When the dog is reasonably trustworthy you start back on lead and calling the dog through the stock.  First you call the dog to you while you stand on the near side of the stock.  Then you step back into the stock and call him to you again.  You repeat this until you have made your way through the stock to the fence line.  The dog may flounder as the stock flow past him.  Down the dog in the pressure and stand quietly while the stock move out of the way.  Do this until the dog ignores the stock on his recall.


When the dog is comfortable being called toward and through the stock as you made the hole to call him through, you start the exercise by standing on the opposite side of the stock and calling him to you.  I bend over and point my stock stick at the dog’s chest.  As he recalls I pull my stock stick toward me with the tip down.   The dog is now having to make his way through the sea of moving bodies and come to me without working stock.


The aforementioned exercise may take a while to perfect depending on how much you cheat in your training.  Perfecting this exercise will help in perfecting a square flank. 


There are a few things I want to mention about working off-contact exercises, especially this one.


Do NOT use the command “There” when doing this exercise.  Many people will combine the Down with the There command.  The There command is an on-contact command.  Its entire purpose is to orient the dog to the stock in preparation of moving the stock with the on-contact command, Walk Up.   You negate the purpose of this exercise if you tell your dog There as he is now mentally on-contact and working stock.  Being on-contact is a reward for the dog and counter productive to the exercise,


Also, if this is the only exercise you work for a while your dog will quit working stock.  Work other on-contact exercises at a different time or even on another day but NOT in the same training session. 

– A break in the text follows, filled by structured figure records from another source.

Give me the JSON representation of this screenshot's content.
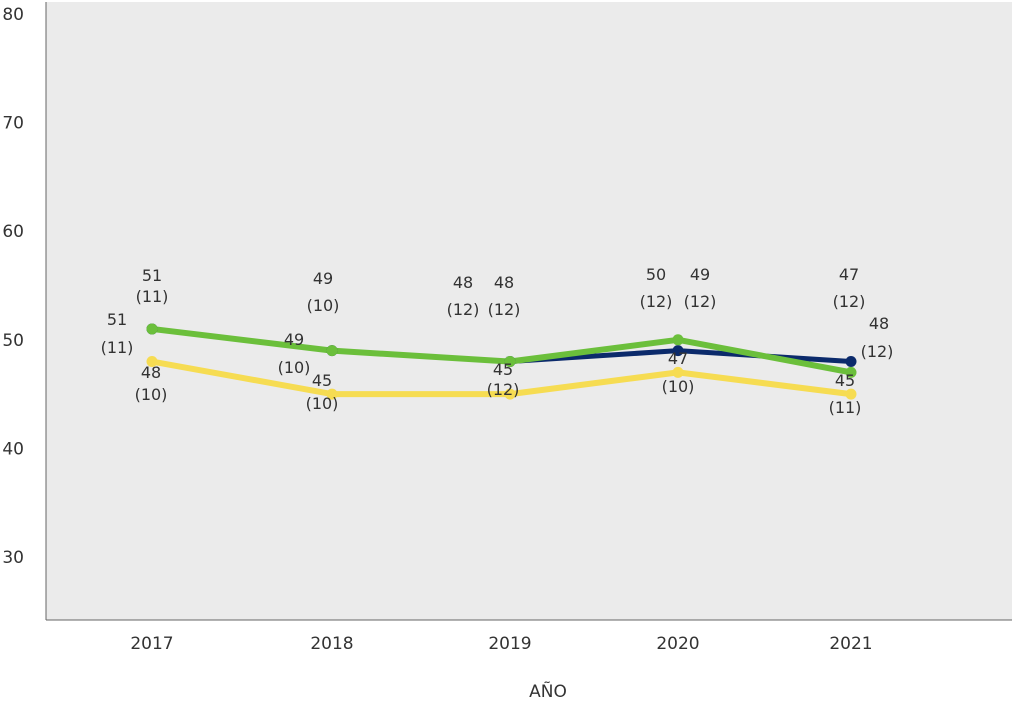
{
  "chart_data": {
    "type": "line",
    "xlabel": "AÑO",
    "ylabel": "",
    "ylim": [
      25,
      80
    ],
    "yticks": [
      30,
      40,
      50,
      60,
      70,
      80
    ],
    "categories": [
      "2017",
      "2018",
      "2019",
      "2020",
      "2021"
    ],
    "grid": false,
    "series": [
      {
        "color": "#6bbf3b",
        "values": [
          51,
          49,
          48,
          50,
          47
        ],
        "labels": [
          "51",
          "49",
          "48",
          "50",
          "47"
        ],
        "sublabels": [
          "(11)",
          "(10)",
          "(12)",
          "(12)",
          "(12)"
        ]
      },
      {
        "color": "#0b2a6b",
        "values": [
          51,
          49,
          48,
          49,
          48
        ],
        "labels": [
          "51",
          "49",
          "48",
          "49",
          "48"
        ],
        "sublabels": [
          "(11)",
          "(10)",
          "(12)",
          "(12)",
          "(12)"
        ]
      },
      {
        "color": "#f6dc52",
        "values": [
          48,
          45,
          45,
          47,
          45
        ],
        "labels": [
          "48",
          "45",
          "45",
          "47",
          "45"
        ],
        "sublabels": [
          "(10)",
          "(10)",
          "(12)",
          "(10)",
          "(11)"
        ]
      }
    ]
  }
}
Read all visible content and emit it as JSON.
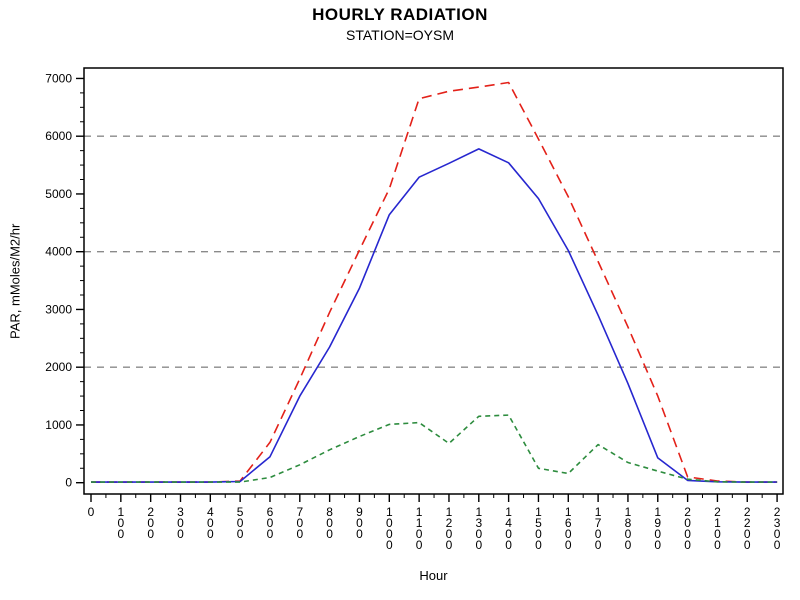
{
  "page": {
    "title": "HOURLY RADIATION",
    "subtitle": "STATION=OYSM"
  },
  "chart_data": {
    "type": "line",
    "title": "HOURLY RADIATION",
    "subtitle": "STATION=OYSM",
    "xlabel": "Hour",
    "ylabel": "PAR, mMoles/M2/hr",
    "xlim": [
      0,
      2300
    ],
    "ylim": [
      0,
      7000
    ],
    "grid": "dashed horizontal at 2000/4000/6000",
    "legend_position": "none",
    "grid_color": "#8a8a8a",
    "frame_color": "#000000",
    "x": [
      0,
      100,
      200,
      300,
      400,
      500,
      600,
      700,
      800,
      900,
      1000,
      1100,
      1200,
      1300,
      1400,
      1500,
      1600,
      1700,
      1800,
      1900,
      2000,
      2100,
      2200,
      2300
    ],
    "x_tick_labels": [
      "0",
      "100",
      "200",
      "300",
      "400",
      "500",
      "600",
      "700",
      "800",
      "900",
      "1000",
      "1100",
      "1200",
      "1300",
      "1400",
      "1500",
      "1600",
      "1700",
      "1800",
      "1900",
      "2000",
      "2100",
      "2200",
      "2300"
    ],
    "y_major_ticks": [
      0,
      1000,
      2000,
      3000,
      4000,
      5000,
      6000,
      7000
    ],
    "y_minor_step": 250,
    "x_minor_step": 50,
    "gridlines_y": [
      2000,
      4000,
      6000
    ],
    "series": [
      {
        "name": "total-radiation-red-dashed",
        "color": "#e32119",
        "line_style": "dashed",
        "values": [
          10,
          10,
          10,
          10,
          10,
          30,
          700,
          1800,
          2950,
          4030,
          5090,
          6650,
          6780,
          6850,
          6930,
          5950,
          4950,
          3830,
          2700,
          1500,
          100,
          30,
          10,
          10
        ]
      },
      {
        "name": "par-blue-solid",
        "color": "#2727cf",
        "line_style": "solid",
        "values": [
          10,
          10,
          10,
          10,
          10,
          20,
          450,
          1500,
          2350,
          3370,
          4640,
          5290,
          5530,
          5780,
          5540,
          4920,
          4020,
          2900,
          1720,
          430,
          40,
          15,
          10,
          10
        ]
      },
      {
        "name": "diffuse-green-shortdash",
        "color": "#2d8c3e",
        "line_style": "short-dash",
        "values": [
          10,
          10,
          10,
          10,
          10,
          10,
          90,
          310,
          570,
          800,
          1010,
          1040,
          680,
          1150,
          1170,
          250,
          160,
          660,
          350,
          200,
          60,
          15,
          10,
          10
        ]
      }
    ]
  }
}
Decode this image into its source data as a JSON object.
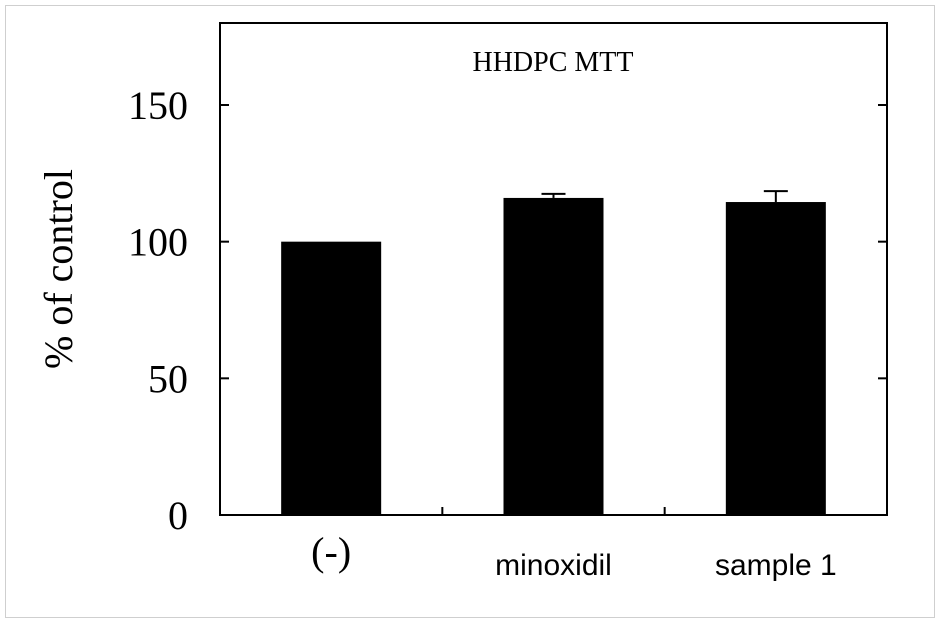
{
  "chart_data": {
    "type": "bar",
    "title": "HHDPC MTT",
    "ylabel": "% of control",
    "xlabel": "",
    "categories": [
      "(-)",
      "minoxidil",
      "sample 1"
    ],
    "values": [
      100,
      116,
      114.5
    ],
    "errors": [
      0,
      1.5,
      4
    ],
    "ylim": [
      0,
      180
    ],
    "yticks": [
      0,
      50,
      100,
      150
    ],
    "legend": "none",
    "grid": false,
    "colors": {
      "bar": "#000000",
      "axis": "#000000"
    }
  }
}
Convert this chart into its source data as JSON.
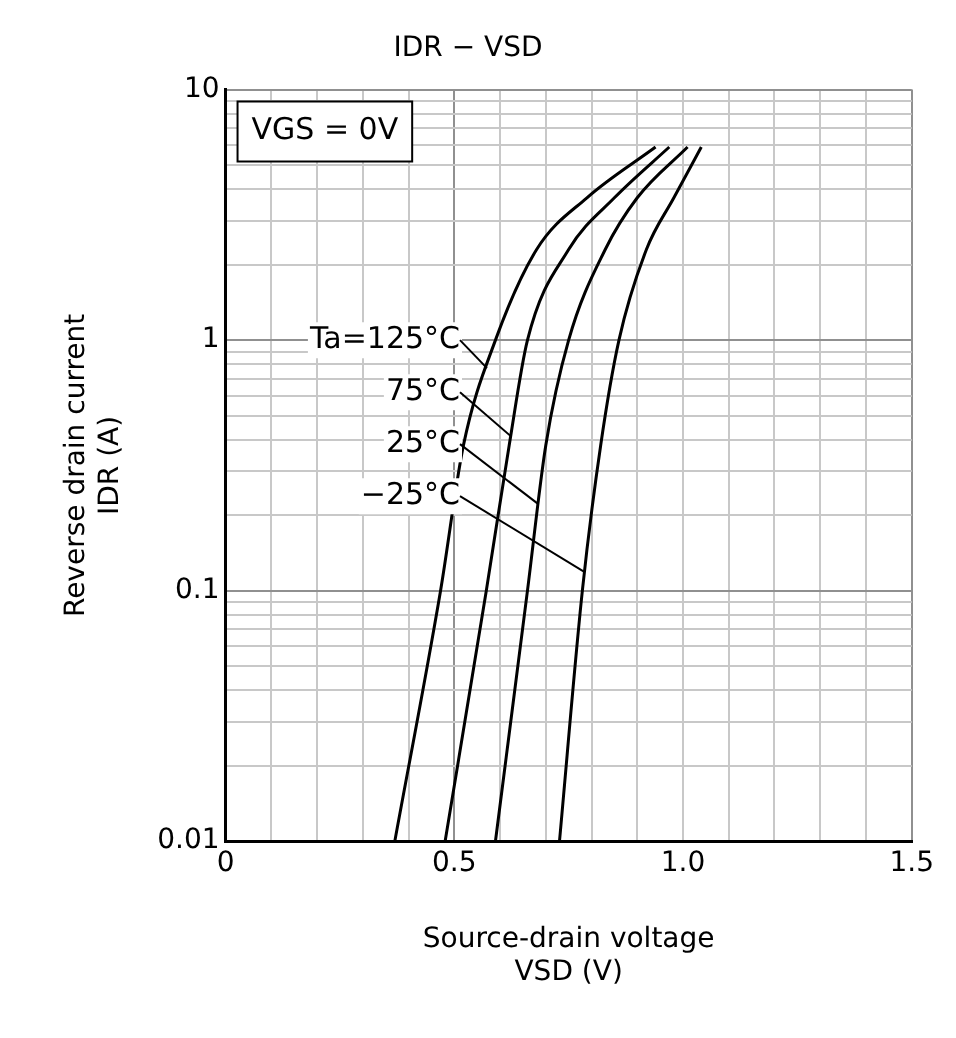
{
  "chart_data": {
    "type": "line",
    "title": "IDR − VSD",
    "xlabel": "Source-drain voltage\nVSD (V)",
    "ylabel": "Reverse drain current\nIDR (A)",
    "log": "y",
    "grid": true,
    "marker": "none",
    "line_style": "solid",
    "xlim": [
      0,
      1.5
    ],
    "ylim": [
      0.01,
      10
    ],
    "xticks": [
      0,
      {
        "value": 0.1,
        "label": null
      },
      {
        "value": 0.2,
        "label": null
      },
      {
        "value": 0.3,
        "label": null
      },
      {
        "value": 0.4,
        "label": null
      },
      0.5,
      {
        "value": 0.6,
        "label": null
      },
      {
        "value": 0.7,
        "label": null
      },
      {
        "value": 0.8,
        "label": null
      },
      {
        "value": 0.9,
        "label": null
      },
      {
        "value": 1,
        "label": "1.0"
      },
      {
        "value": 1.1,
        "label": null
      },
      {
        "value": 1.2,
        "label": null
      },
      {
        "value": 1.3,
        "label": null
      },
      {
        "value": 1.4,
        "label": null
      },
      1.5
    ],
    "yticks": [
      0.01,
      {
        "value": 0.02,
        "label": null
      },
      {
        "value": 0.03,
        "label": null
      },
      {
        "value": 0.04,
        "label": null
      },
      {
        "value": 0.05,
        "label": null
      },
      {
        "value": 0.06,
        "label": null
      },
      {
        "value": 0.07,
        "label": null
      },
      {
        "value": 0.08,
        "label": null
      },
      {
        "value": 0.09,
        "label": null
      },
      0.1,
      {
        "value": 0.2,
        "label": null
      },
      {
        "value": 0.3,
        "label": null
      },
      {
        "value": 0.4,
        "label": null
      },
      {
        "value": 0.5,
        "label": null
      },
      {
        "value": 0.6,
        "label": null
      },
      {
        "value": 0.7,
        "label": null
      },
      {
        "value": 0.8,
        "label": null
      },
      {
        "value": 0.9,
        "label": null
      },
      1,
      {
        "value": 2,
        "label": null
      },
      {
        "value": 3,
        "label": null
      },
      {
        "value": 4,
        "label": null
      },
      {
        "value": 5,
        "label": null
      },
      {
        "value": 6,
        "label": null
      },
      {
        "value": 7,
        "label": null
      },
      {
        "value": 8,
        "label": null
      },
      {
        "value": 9,
        "label": null
      },
      10
    ],
    "annotations": [
      "VGS = 0V"
    ],
    "series": [
      {
        "name": "Ta=125°C",
        "color": "#000000",
        "x": [
          0.37,
          0.47,
          0.52,
          0.59,
          0.68,
          0.79,
          0.94
        ],
        "values": [
          0.01,
          0.1,
          0.38,
          1,
          2.3,
          3.7,
          5.9
        ]
      },
      {
        "name": "75°C",
        "color": "#000000",
        "x": [
          0.48,
          0.57,
          0.62,
          0.66,
          0.75,
          0.85,
          0.97
        ],
        "values": [
          0.01,
          0.1,
          0.38,
          1,
          2.3,
          3.7,
          5.9
        ]
      },
      {
        "name": "25°C",
        "color": "#000000",
        "x": [
          0.59,
          0.66,
          0.7,
          0.75,
          0.83,
          0.9,
          1.01
        ],
        "values": [
          0.01,
          0.1,
          0.38,
          1,
          2.3,
          3.7,
          5.9
        ]
      },
      {
        "name": "−25°C",
        "color": "#000000",
        "x": [
          0.73,
          0.78,
          0.82,
          0.86,
          0.92,
          0.98,
          1.04
        ],
        "values": [
          0.01,
          0.1,
          0.38,
          1,
          2.3,
          3.7,
          5.9
        ]
      }
    ]
  }
}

When the stock get jammed together and there is no path for the dog it is your job to keep/hold the dog in the pressure.  The dog may do several different things in reacting to pressure.  It may grip.  It may bounce out of pressure.  It may just stand there and wait.  Never try to drive a dog through pressure.  Use the Down to hold a dog in pressure.  Be patient and allow time for the stock to move and make a path for the dog.  If the dog won’t walk into pressure (sticky or bounces out of pressure) go help the dog.  Pull sheep to one side if need be to help create a path for the dog.  Put the dog back on lead if need be to hold the dog in pressure.  In a square pen the stock should not ball up in a corner unless the dog isn’t on the fence, allowing the continuous flow of stock around the pen, or you may be blocking their path.  Never throw the dog to the wolves;  go help.


This same exercise should be applied to larger and larger areas, e.g., an arena.


You will go back and use this exercise repeatedly during the lifetime of the dog to help with different problems that may crop up when a dog is “working” on its flanks.


Remember a flank is a positioning exercise and is NOT for moving stock.  It is an off-contact exercise to position the dog in preparation for moving stock.  If the dog is mentally working stock while flanking the dog is on-contact.  Stock can read the dog and thus there is a greater likelihood of the stock moving off the pressure of the dog prior to the dog reaching the correct position.  TEACH your dog how to mentally turn loose of the stock and give you softer, wider flanks.




Ø  The art of Training is actually the art of Communicating.  Treat it as such.  Be a better communicator to become a better trainer.


Ø  All training is pressure/release training whether you think it is or not.


Ø  It’s not the pressure, but the release of pressure, that trains the dog.


Ø  Make what you want easy and what you don’t want hard.